The final — & reluctant — performer made a most rare appearance in front of the mic, cajoled by his wife (Sally Rhoades) & others; Hasan Atalay read a political satire song about Hillary Clinton, “At 70,” based on Janis Ian’s hit “At 17” — the folks who rejected it for a satirical revue missed the boat on this one.

The poetry open mic normally held at the historic Caffè Lena on Phila St. on the first Wednesday of the month has been held at the Northshire Bookstore the last few months. I’m not sure when the expected return to Caffè Lena will be, but stay tuned for the location & keep the first Wednesday open on your calendar for poetry in Saratoga Springs.

August 5, 2016

Poets in the Park, July 30

This was the last of the season, again with a fabulous local poet & an equally fabulous national poet — Bunkong Tuon & Sarah Browning. We were in Washington Park in front of the Robert Burns statue — before the rain.

B-K Tuon started by paying an appreciative tribute to the local poetry community for its support, then went on to give a fine reading that showed why we like his work (not to mention why we like him). His first poem was “First Snow” from his book Gruel (NYQ Books, 2015). His poems are infused with his experience as a refugee, someone who has gone on to a middle-class life & become a professor of English at Union College. His poem “ESL Lesson” was from his younger days & addressed a confrontation of Cambodian & Vietnamese refugees, whose families could have been on opposite sides in the war, & the poem “Fishing for Trey Platoo” which was also from his book. The new poem, “On a Motorbike in Saigon,” was from an experience during a semester abroad with students. “Heavy like a Sack of Rice” was a horrifying monologue in the voice of a migrant sea-slave worker, based on a New York Times article, while “How Much Does Poetry Make?” was a lighter piece from his refugee family’s point of view, & “Still Water” (from Misfit magazine) told of an adult encounter with bullies while walking with his grandmother. He ended with a poem that he read for audience members with whom he had been discussing language before the reading, “Reciting Alphabets” about learning Khmer from his grandfather.

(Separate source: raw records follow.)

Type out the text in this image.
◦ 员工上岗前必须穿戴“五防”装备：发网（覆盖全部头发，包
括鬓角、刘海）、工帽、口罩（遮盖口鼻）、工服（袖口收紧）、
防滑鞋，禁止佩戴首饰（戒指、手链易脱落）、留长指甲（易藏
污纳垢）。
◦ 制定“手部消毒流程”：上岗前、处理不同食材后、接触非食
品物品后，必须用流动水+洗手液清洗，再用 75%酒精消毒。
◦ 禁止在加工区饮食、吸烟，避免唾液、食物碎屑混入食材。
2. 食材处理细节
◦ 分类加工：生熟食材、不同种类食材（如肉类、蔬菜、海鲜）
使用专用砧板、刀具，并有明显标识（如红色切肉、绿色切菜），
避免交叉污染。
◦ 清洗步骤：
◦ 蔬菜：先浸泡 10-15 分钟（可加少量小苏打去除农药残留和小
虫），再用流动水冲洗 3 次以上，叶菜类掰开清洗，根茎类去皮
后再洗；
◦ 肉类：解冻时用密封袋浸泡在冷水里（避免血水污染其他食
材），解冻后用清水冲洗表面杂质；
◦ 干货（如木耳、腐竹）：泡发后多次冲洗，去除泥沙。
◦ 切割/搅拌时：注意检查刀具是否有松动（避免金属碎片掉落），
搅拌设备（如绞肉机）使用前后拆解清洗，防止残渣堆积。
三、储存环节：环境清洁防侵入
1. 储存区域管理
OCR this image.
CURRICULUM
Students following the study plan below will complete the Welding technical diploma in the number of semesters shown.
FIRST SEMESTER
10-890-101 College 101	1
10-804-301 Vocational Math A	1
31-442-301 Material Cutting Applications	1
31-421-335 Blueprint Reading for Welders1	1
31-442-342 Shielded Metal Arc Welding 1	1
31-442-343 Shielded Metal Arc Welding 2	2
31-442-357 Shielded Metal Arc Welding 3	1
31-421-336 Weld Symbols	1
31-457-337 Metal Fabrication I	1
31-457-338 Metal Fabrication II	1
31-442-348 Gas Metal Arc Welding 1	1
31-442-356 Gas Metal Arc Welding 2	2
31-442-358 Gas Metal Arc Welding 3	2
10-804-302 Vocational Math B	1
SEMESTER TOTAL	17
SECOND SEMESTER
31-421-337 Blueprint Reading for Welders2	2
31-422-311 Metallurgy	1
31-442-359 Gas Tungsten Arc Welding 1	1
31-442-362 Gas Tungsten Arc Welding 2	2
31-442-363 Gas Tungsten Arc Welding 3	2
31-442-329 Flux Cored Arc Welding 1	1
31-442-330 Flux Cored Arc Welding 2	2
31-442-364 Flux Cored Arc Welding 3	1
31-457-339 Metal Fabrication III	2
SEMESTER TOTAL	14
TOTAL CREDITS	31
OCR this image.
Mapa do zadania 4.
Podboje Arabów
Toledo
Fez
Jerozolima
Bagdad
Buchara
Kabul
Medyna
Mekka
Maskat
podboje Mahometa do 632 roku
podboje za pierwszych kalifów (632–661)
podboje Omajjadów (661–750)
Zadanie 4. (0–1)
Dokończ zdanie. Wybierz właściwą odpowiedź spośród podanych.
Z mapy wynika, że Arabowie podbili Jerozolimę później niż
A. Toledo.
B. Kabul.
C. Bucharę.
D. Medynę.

I first met Sarah Browning when I attended the first Split This Rock Poetry Festival back in 2008; she is a co-founder (with Melissa Tuckey, who read at Poets in the Park in 2013) & currently is the Executive Director of the festival. Today she had been chased up the Thruway by the rain storms heading this way. She began her reading with a couple of poems about the US invasion of Iraq & the city of Baghdad from her book Whiskey in the Garden of Eden (The Word Works, 2007), then on to a couple also in the book about growing up on Chicago’s Southside, “Southside Mermaids” & “That Summer.” The poem “Calling Down the Airwaves” was like a commentary on the Trump candidacy with a character named Hate. Then on to some poems from her forthcoming book titled (currently) Killing Summer, the title poem in 3-parts on racial violence & death in our cities, & “Langston Hughes Joins the Merchant Marine 1923” (& gets rid of all his books except Leaves of Grass!). Sarah described how she is a descendant of slave-owners, & read a couple poems exploring her feelings about this, the poem titled “This is the Poem” telling a friend about her ancestry, & “Drinking as a Political Act,” remembering her father’s mint julips & its plantation origin. She ended with “In Your Darkness” a marriage break-up poem, & then the related, but more humorous “Dr. Bigbeef, or Internet Dating Over 50.” We were so glad she made it here through the storms & the storms here held off for her reading.

It was a stellar season of Poets in the Park, & I hope to be back next year to carry on the tradition started oh so many years ago by Tom Nattell (who I think must’ve helped to save me a couple of primo parking spots this year). Thanks to the Hudson Valley Writers Guild for financial support & to all the folks in our literate, literary community for their support.